Abstract

Presidential regime change and the federal policy shifts that accompany it raise significant questions concerning continuity, stability, and governance in the administrative state. Presidential policymaking through the administrative state may generate serious reliance interests recognized under administrative law (what this Article calls “administrative reliance”), which agencies must consider prior to enacting policy change. Administrative reliance has developed into a robust form of judicial review over agency action. Administrative reliance has been invoked in highly politicized contexts, such as immigration law, to challenge a sitting administration’s termination of a prior administration’s policies. Despite its powerful and consequential effects, the doctrine of administrative reliance has been underdeveloped by the courts and underexplored in legal scholarship. The resulting confusion allows partisan litigants—including States—to effectively veto federal policy change and allows the judiciary to subsume policymaking power traditionally wielded by the executive branch.

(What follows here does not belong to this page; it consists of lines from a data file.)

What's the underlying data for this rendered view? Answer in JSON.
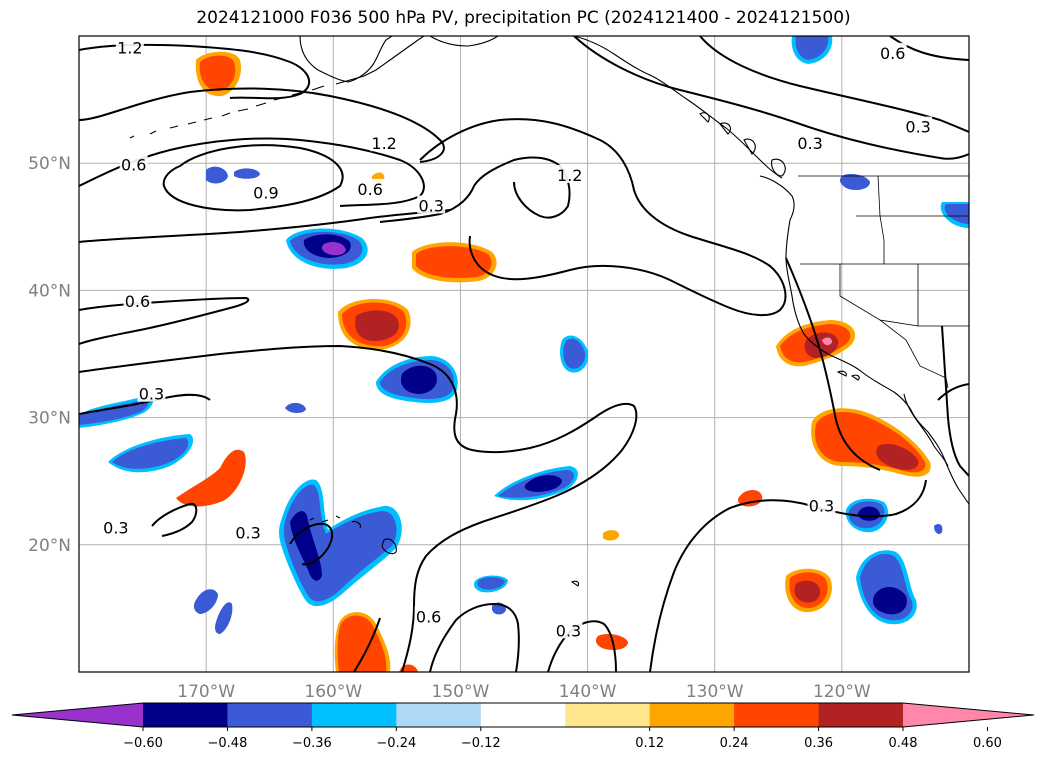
{
  "title": "2024121000 F036 500 hPa PV, precipitation PC (2024121400 - 2024121500)",
  "map": {
    "projection": "plate-carree",
    "lon_range": [
      -180,
      -110
    ],
    "lat_range": [
      10,
      60
    ],
    "gridlines": true,
    "lon_ticks": [
      {
        "lon": -170,
        "label": "170°W"
      },
      {
        "lon": -160,
        "label": "160°W"
      },
      {
        "lon": -150,
        "label": "150°W"
      },
      {
        "lon": -140,
        "label": "140°W"
      },
      {
        "lon": -130,
        "label": "130°W"
      },
      {
        "lon": -120,
        "label": "120°W"
      }
    ],
    "lat_ticks": [
      {
        "lat": 50,
        "label": "50°N"
      },
      {
        "lat": 40,
        "label": "40°N"
      },
      {
        "lat": 30,
        "label": "30°N"
      },
      {
        "lat": 20,
        "label": "20°N"
      }
    ],
    "contour_labels": [
      {
        "text": "1.2",
        "lon": -176,
        "lat": 59
      },
      {
        "text": "0.6",
        "lon": -116,
        "lat": 58.6
      },
      {
        "text": "0.3",
        "lon": -114,
        "lat": 52.8
      },
      {
        "text": "1.2",
        "lon": -156.0,
        "lat": 51.5
      },
      {
        "text": "0.3",
        "lon": -122.5,
        "lat": 51.5
      },
      {
        "text": "0.6",
        "lon": -175.7,
        "lat": 49.8
      },
      {
        "text": "1.2",
        "lon": -141.4,
        "lat": 49
      },
      {
        "text": "0.9",
        "lon": -165.3,
        "lat": 47.6
      },
      {
        "text": "0.6",
        "lon": -157.1,
        "lat": 47.9
      },
      {
        "text": "0.3",
        "lon": -152.3,
        "lat": 46.6
      },
      {
        "text": "0.6",
        "lon": -175.4,
        "lat": 39.1
      },
      {
        "text": "0.3",
        "lon": -174.3,
        "lat": 31.8
      },
      {
        "text": "0.3",
        "lon": -177.1,
        "lat": 21.3
      },
      {
        "text": "0.3",
        "lon": -166.7,
        "lat": 20.9
      },
      {
        "text": "0.3",
        "lon": -121.6,
        "lat": 23
      },
      {
        "text": "0.6",
        "lon": -152.5,
        "lat": 14.3
      },
      {
        "text": "0.3",
        "lon": -141.5,
        "lat": 13.2
      }
    ]
  },
  "colorbar": {
    "colors": [
      "#9932cc",
      "#00008b",
      "#3b5bd6",
      "#00bfff",
      "#add8f6",
      "#ffffff",
      "#fde68c",
      "#ffa500",
      "#ff4500",
      "#b22222",
      "#ff88aa"
    ],
    "labels": [
      "−0.60",
      "−0.48",
      "−0.36",
      "−0.24",
      "−0.12",
      "0.12",
      "0.24",
      "0.36",
      "0.48",
      "0.60"
    ]
  }
}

This Article fills an important gap in the literature and begins to present a coherent understanding of administrative reliance. It provides the first in-depth account of the doctrine’s development and evolution, and it looks to the doctrine’s history to identify what values administrative reliance seeks to protect. This Article argues that courts should adopt a threshold inquiry to focus administrative reliance–based review in a way that adheres to these values, and that privileges reliance-based claims asserting concrete expectations arising from rights, statuses, or benefits previously granted through agency action.